4.2 Les frais judiciaires de deuxième instance, arrêtés à 600 fr. (art. 65 al. 2 TFJC [tarif des frais judiciaires civils du 28 septembre 2010 ; RSV 270.11.5]), seront mis à la charge de l’appelant C.P.________, qui succombe (art. 106 al. 1 CPC).
4.3 L’intimée B.P.________ n’ayant pas été invitée à se déterminer, il n’y a pas lieu à l’allocation de dépens de deuxième instance.

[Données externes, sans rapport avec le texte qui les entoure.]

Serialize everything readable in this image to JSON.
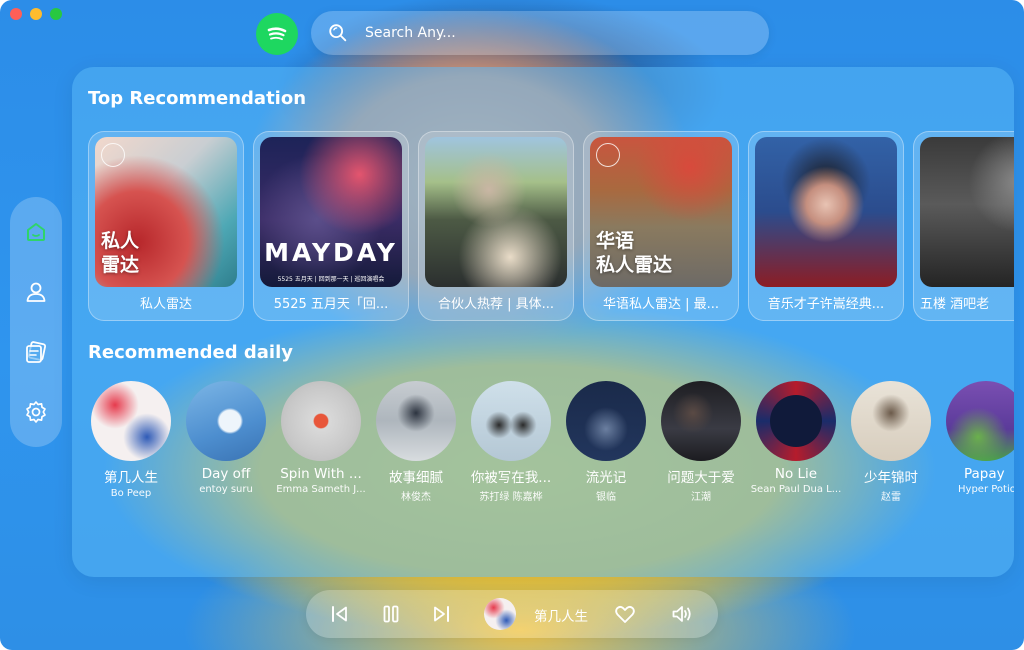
{
  "window": {
    "traffic_lights": [
      "#fe5f57",
      "#febc2e",
      "#28c840"
    ]
  },
  "header": {
    "logo": "spotify-logo",
    "search_placeholder": "Search Any..."
  },
  "sidebar": {
    "items": [
      {
        "name": "home",
        "icon": "home-icon",
        "active": true
      },
      {
        "name": "profile",
        "icon": "user-icon"
      },
      {
        "name": "library",
        "icon": "cards-icon"
      },
      {
        "name": "settings",
        "icon": "gear-icon"
      }
    ]
  },
  "top_recommendation": {
    "title": "Top Recommendation",
    "cards": [
      {
        "title": "私人雷达",
        "cover_text": "私人\n雷达"
      },
      {
        "title": "5525 五月天「回...",
        "cover_text": "MAYDAY",
        "cover_caption": "5525 五月天 | 回到那一天 | 巡回演唱会"
      },
      {
        "title": "合伙人热荐 | 具体..."
      },
      {
        "title": "华语私人雷达 | 最...",
        "cover_text": "华语\n私人雷达"
      },
      {
        "title": "音乐才子许嵩经典..."
      },
      {
        "title": "五楼 酒吧老"
      }
    ]
  },
  "recommended_daily": {
    "title": "Recommended daily",
    "songs": [
      {
        "title": "第几人生",
        "artist": "Bo Peep"
      },
      {
        "title": "Day off",
        "artist": "entoy suru"
      },
      {
        "title": "Spin With ...",
        "artist": "Emma Sameth J..."
      },
      {
        "title": "故事细腻",
        "artist": "林俊杰"
      },
      {
        "title": "你被写在我...",
        "artist": "苏打绿 陈嘉桦"
      },
      {
        "title": "流光记",
        "artist": "银临"
      },
      {
        "title": "问题大于爱",
        "artist": "江潮"
      },
      {
        "title": "No Lie",
        "artist": "Sean Paul Dua L..."
      },
      {
        "title": "少年锦时",
        "artist": "赵雷"
      },
      {
        "title": "Papay",
        "artist": "Hyper Potio"
      }
    ]
  },
  "player": {
    "now_playing": "第几人生",
    "controls": [
      "previous-icon",
      "pause-icon",
      "next-icon",
      "heart-icon",
      "volume-icon"
    ]
  }
}
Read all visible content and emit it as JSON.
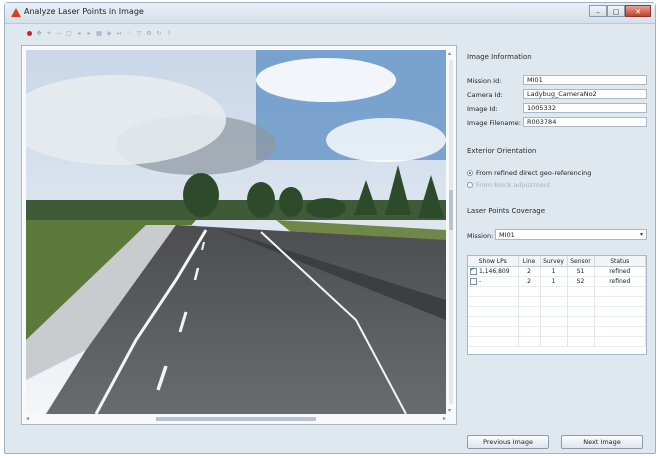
{
  "window": {
    "title": "Analyze Laser Points in Image",
    "controls": {
      "minimize": "–",
      "maximize": "□",
      "close": "✕"
    }
  },
  "toolbar": {
    "icons": [
      "record-icon",
      "pan-icon",
      "zoom-in-icon",
      "zoom-out-icon",
      "fit-icon",
      "prev-icon",
      "next-icon",
      "grid-icon",
      "layers-icon",
      "measure-icon",
      "points-icon",
      "filter-icon",
      "settings-icon",
      "rotate-icon",
      "help-icon"
    ]
  },
  "image_info": {
    "heading": "Image Information",
    "fields": [
      {
        "label": "Mission Id:",
        "value": "MI01"
      },
      {
        "label": "Camera Id:",
        "value": "Ladybug_CameraNo2"
      },
      {
        "label": "Image Id:",
        "value": "1005332"
      },
      {
        "label": "Image Filename:",
        "value": "R003784"
      }
    ]
  },
  "exterior": {
    "heading": "Exterior Orientation",
    "options": [
      {
        "label": "From refined direct geo-referencing",
        "selected": true,
        "enabled": true
      },
      {
        "label": "From block adjustment",
        "selected": false,
        "enabled": false
      }
    ]
  },
  "coverage": {
    "heading": "Laser Points Coverage",
    "mission_label": "Mission:",
    "mission_value": "MI01",
    "columns": [
      "Show LPs",
      "Line",
      "Survey",
      "Sensor",
      "Status"
    ],
    "rows": [
      {
        "checked": true,
        "show": "1,146,809",
        "line": "2",
        "survey": "1",
        "sensor": "S1",
        "status": "refined"
      },
      {
        "checked": false,
        "show": "-",
        "line": "2",
        "survey": "1",
        "sensor": "S2",
        "status": "refined"
      }
    ]
  },
  "buttons": {
    "previous": "Previous Image",
    "next": "Next Image"
  },
  "colors": {
    "accent": "#1e5fa8",
    "record": "#d32222"
  }
}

Par ces motifs, la juge déléguée de la Cour d’appel civile prononce :
I. L’appel est rejeté.
II. L’ordonnance est confirmée.
III. Les frais judiciaires de deuxième instance, arrêtés à 600 fr. (six cents francs), sont mis à la charge de l’appelant C.P.________.
IV. L’arrêt est exécutoire.
La juge déléguée : La greffière :
Du
Le présent arrêt, dont la rédaction a été approuvée à huis clos, est notifié en expédition complète à :
‑ Me Gaétan Droz (pour C.P.), ‑ Me Antoine Golano (pour B.P.),
et communiqué, par l'envoi de photocopies, à :
‑ Mme la Présidente du Tribunal civil de l’arrondissement de La Côte.
Le présent arrêt peut faire l'objet d'un recours en matière civile devant le Tribunal fédéral au sens des art. 72 ss LTF (loi du 17 juin 2005 sur le Tribunal fédéral – RS 173.110), le cas échéant d'un recours constitutionnel subsidiaire au sens des art. 113 ss LTF. Dans les affaires pécuniaires, le recours en matière civile n'est recevable que si la valeur litigieuse s'élève au moins à 15'000 fr. en matière de droit du travail et de droit du bail à loyer, à 30'000 fr. dans les autres cas, à moins que la contestation ne soulève une question juridique de principe (art. 74 LTF). Ces recours doivent être déposés devant le Tribunal fédéral dans les trente jours qui suivent la présente notification (art. 100 al. 1 LTF).